We have been proud of that, China has never been short of money. Central bank in the past decade to increase the money supply more than four times the monetary authorities dare to act in such a basic fact is that China increased reserve assets day after day, when these reserve assets flow into China, the central bank may not do not have the same number of yuan to buy them, this is called “hedging” phenomenon has made China the center of the global monetary flows, it is like a black hole to attract an influx of global capital, but in the last month, the sudden foreign exchange allows investors to reduce the suffering head with a blow, this is a problem that in many of the evidence before us, we will see the question almost answers. The latest is that the yuan against the dollar limit of the phenomenon occurs for several days. And just two months ago, U.S. politicians are still to put pressure on RMB appreciation and brains, they both hardware and software to the Chinese leaders propaganda, this noisy two countries for many years.
Since then, they may be no need to fight for this thing go on, perhaps the demand for the yuan two months ago, reached its recent peak, the yuan trading in the market may have found its proper value. U.S. politicians, now you shut up!
Those described above, may be just a group of insects flew out before the earthquake, or a cat just died. It’s just a sign of things rather than the whole truth. What will happen next time, we absolutely do not need the next definition. But we can be sure that the above mentioned shows that the capital is flowing out of China, the destination is the United States.

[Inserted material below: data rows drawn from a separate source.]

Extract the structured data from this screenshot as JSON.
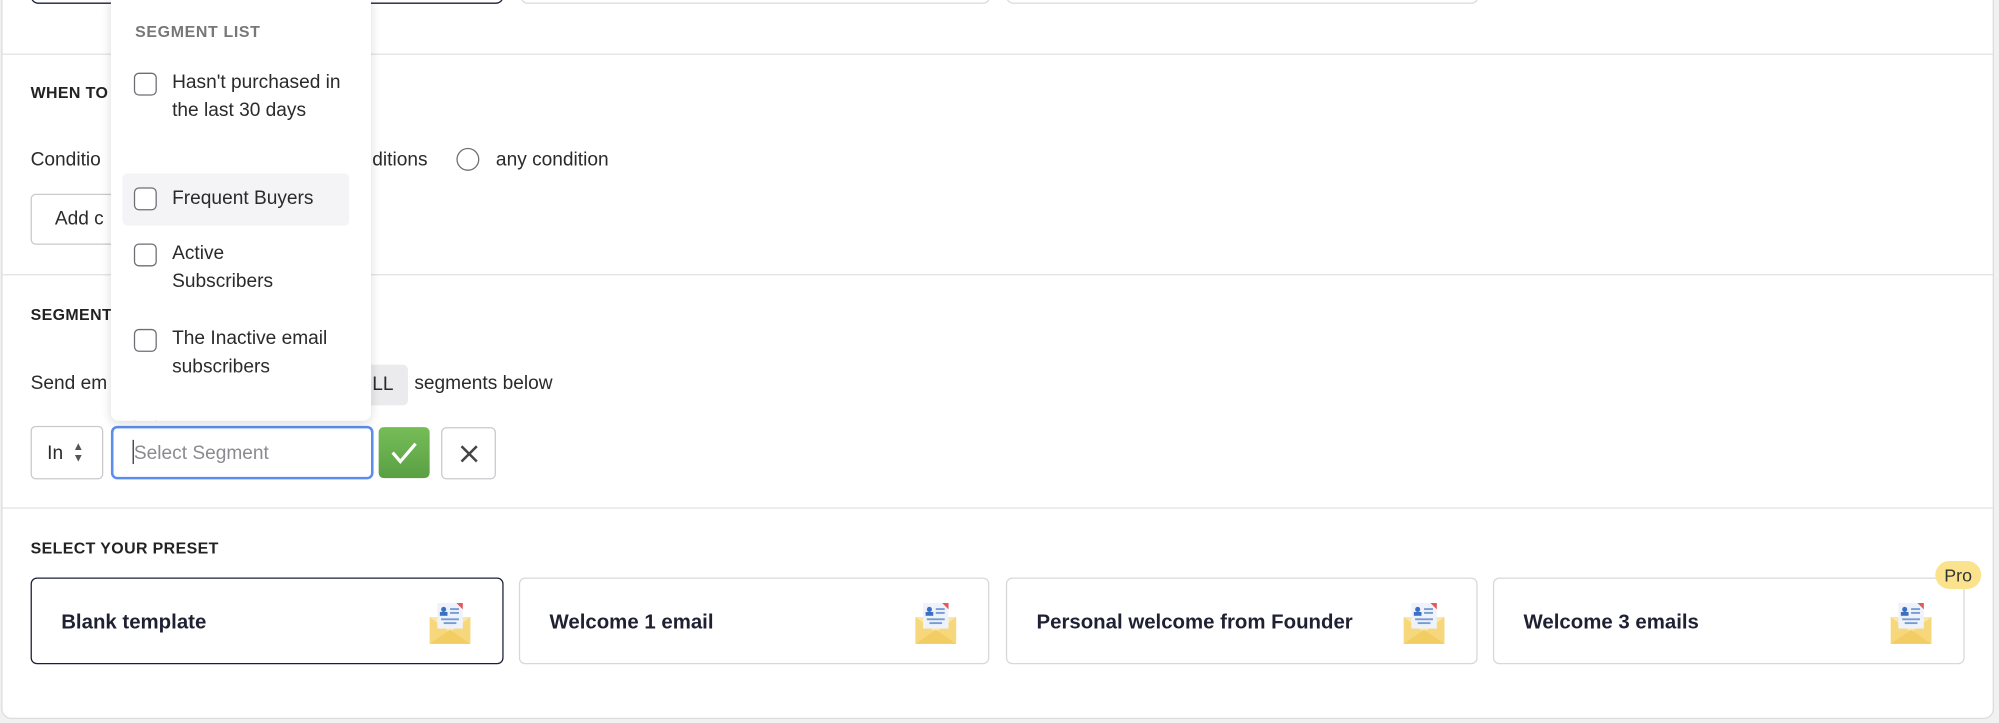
{
  "sections": {
    "when_to_send": {
      "label_visible": "WHEN TO",
      "conditions_prefix": "Conditio",
      "conditions_suffix": "ditions",
      "any_condition": "any condition",
      "add_button": "Add c"
    },
    "segment": {
      "label_visible": "SEGMENT",
      "send_prefix": "Send em",
      "all_chip": "LL",
      "send_suffix": "segments below",
      "operator": "In",
      "input_placeholder": "Select Segment",
      "confirm": "confirm",
      "cancel": "cancel"
    },
    "preset": {
      "label": "SELECT YOUR PRESET",
      "cards": [
        {
          "name": "Blank template",
          "selected": true,
          "icon": "email-letter-icon"
        },
        {
          "name": "Welcome 1 email",
          "selected": false,
          "icon": "email-letter-icon"
        },
        {
          "name": "Personal welcome from Founder",
          "selected": false,
          "icon": "email-letter-icon"
        },
        {
          "name": "Welcome 3 emails",
          "selected": false,
          "icon": "email-letter-icon",
          "badge": "Pro"
        }
      ]
    }
  },
  "dropdown": {
    "header": "SEGMENT LIST",
    "items": [
      {
        "label": "Hasn't purchased in the last 30 days",
        "checked": false
      },
      {
        "label": "Frequent Buyers",
        "checked": false,
        "hovered": true
      },
      {
        "label": "Active Subscribers",
        "checked": false
      },
      {
        "label": "The Inactive email subscribers",
        "checked": false
      }
    ]
  },
  "colors": {
    "accent_dark": "#1b1f3a",
    "confirm_green": "#6ab04c",
    "focus_blue": "#5b8def",
    "pro_badge": "#fbe38e"
  }
}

The reality of China is the world’s ongoing capital campaign, a microcosm of it, at the same time, the crisis of capital are also the eurozone source showed the same scene, it seems many people have observed that in the Eurodollar market, the dollar interest rate is growing up, because when all banks and companies seeking to hedge U.S. dollar assets when the dollar’s purchasing costs and borrowing costs are rising rapidly, which makes dealing with the debt crisis are government heads of a headache, they The Fed last week joined hands together dollar exchange rate will be lowered by 50 basis points, this will of course reduce that market panic, or even the arrival of the new crisis, more come later.
Global capital flows back to the United States led to the most direct consequences of the U.S. dollar against major global currencies appreciate, over the years, global capital flows have two important characteristics: First, the U.S. has to continental Europe, the second is from developed countries to emerging market countries , especially in the U.S. subprime mortgage crisis is more apparent that the flow characteristics. As the euro-zone economy has been in the past few years, low inflation and steady growth in the state, while the appreciation of the euro against the dollar in the channel, attracting a steady stream of U.S. capital flows to Europe. Meanwhile, between developed and emerging market countries, the existence of huge spreads and currency appreciation in these countries caused by asset price inflation, capital flows from developed to emerging markets, the trend is more evident. In fact, when the dollar is from the U.S. to global capital flows, global liquidity will be relaxed, and returning to the U.S. dollar, the global liquidity will begin to shrink. In this background the market continue to look toward 2012, you will feel suddenly see the light?